Die neuerlich im nationalen Bildungsbericht im IQB-Bildungstrend und im Schulbarometer der Robert-Bosch-Stiftung festgestellte Bildungsmisere ist zwar system‑, soll aber als pandemiebedingt dargestellt werden. Genau damit versucht sich das System selbst über sein jahrzehntelanges Versagen hinwegzutrösten. Erfordert wäre, endlich den Blinden Fleck zu bezeichnen, der nicht erkennen läßt, was ganz substantiell und wesentlich nicht stimmt:
Schule und Bildung sind Projektionsflächen sozialpolitischer Wunschvorstellungen der Berliner Republik. Sie sollen juristisch garantieren, was sie inhaltlich nicht mehr erarbeiten können.

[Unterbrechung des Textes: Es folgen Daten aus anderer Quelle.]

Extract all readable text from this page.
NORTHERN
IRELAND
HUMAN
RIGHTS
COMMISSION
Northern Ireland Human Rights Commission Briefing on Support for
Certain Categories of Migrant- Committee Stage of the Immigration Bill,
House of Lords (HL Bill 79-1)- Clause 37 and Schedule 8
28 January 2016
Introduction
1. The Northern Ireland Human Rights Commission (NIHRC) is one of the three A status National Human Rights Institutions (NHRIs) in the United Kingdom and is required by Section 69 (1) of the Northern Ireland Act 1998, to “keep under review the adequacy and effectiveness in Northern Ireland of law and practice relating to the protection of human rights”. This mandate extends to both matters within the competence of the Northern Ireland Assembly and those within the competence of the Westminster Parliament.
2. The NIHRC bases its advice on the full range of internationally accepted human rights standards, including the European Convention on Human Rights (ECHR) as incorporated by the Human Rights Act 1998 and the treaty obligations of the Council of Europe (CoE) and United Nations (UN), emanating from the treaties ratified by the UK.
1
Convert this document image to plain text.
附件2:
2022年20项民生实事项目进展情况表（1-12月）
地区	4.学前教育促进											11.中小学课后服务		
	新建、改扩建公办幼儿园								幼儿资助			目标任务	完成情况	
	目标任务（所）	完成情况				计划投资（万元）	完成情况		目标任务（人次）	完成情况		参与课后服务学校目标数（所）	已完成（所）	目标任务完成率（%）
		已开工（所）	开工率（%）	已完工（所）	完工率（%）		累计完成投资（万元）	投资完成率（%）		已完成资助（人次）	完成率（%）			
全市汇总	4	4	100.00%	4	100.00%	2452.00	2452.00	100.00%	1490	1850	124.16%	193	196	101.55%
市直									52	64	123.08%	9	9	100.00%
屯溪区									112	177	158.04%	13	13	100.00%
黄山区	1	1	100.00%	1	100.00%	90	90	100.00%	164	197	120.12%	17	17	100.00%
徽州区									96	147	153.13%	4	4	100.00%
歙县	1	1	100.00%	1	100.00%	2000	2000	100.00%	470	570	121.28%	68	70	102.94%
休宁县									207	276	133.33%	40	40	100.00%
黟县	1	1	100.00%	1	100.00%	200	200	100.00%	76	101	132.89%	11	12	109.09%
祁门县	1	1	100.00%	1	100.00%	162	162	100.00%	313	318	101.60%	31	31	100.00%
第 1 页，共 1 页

Die derzeitige Bildungsbürokratie, allein ideologischen Vorgaben folgend, wird nicht in der Lage sein, kritische Distanz zur selbstverursachten Fehlentwicklung einnehmen zu können. Reformen, die prinzipielle Verbesserungen erwarten lassen, sind daher undenkbar; es wird bei ungelenken politischen Kampagnen und den üblichen Phrasen bleiben.
Ganz abgesehen davon, daß ein Bildungssystem zunächst mal sein Menschenbild und damit seinen genauen Begriff von Bildung klären bzw. revidieren müßte, hier jenseits bereits beschriebener Ursachen nur ein Aspekt, weil sich daran eine ganz augenfällige kulturelle Veränderung bemerken läßt:
Heranwachsenden gelingt es immer weniger, a) sich für Unterrichtsarbeit zu motivieren, b) sich darauf zu konzentrieren oder zu fokussieren und c) dabei Ausdauer zu entwickeln.
Lehrern fällt es daher immer schwerer, überhaupt einen kommunikativen Zustand herzustellen, mit dem ein wirksamer pädagogischer Prozeß beginnen könnte. Offenbar wird bereits früh zu wenig eingeübt, daß möglichst nur einer spricht, und zwar zunächst derjenige, der etwas zu sagen hat, beispielsweise die Mutter oder eben die Lehrerin.
Es wird vielfach zum Gegenteil erzogen: Du bist wichtig, äußere deine Bedürfnisse, teile dringlich mit, was du jetzt brauchst. Auf diese Weise wird Impulskontrolle gerade nicht erlernt.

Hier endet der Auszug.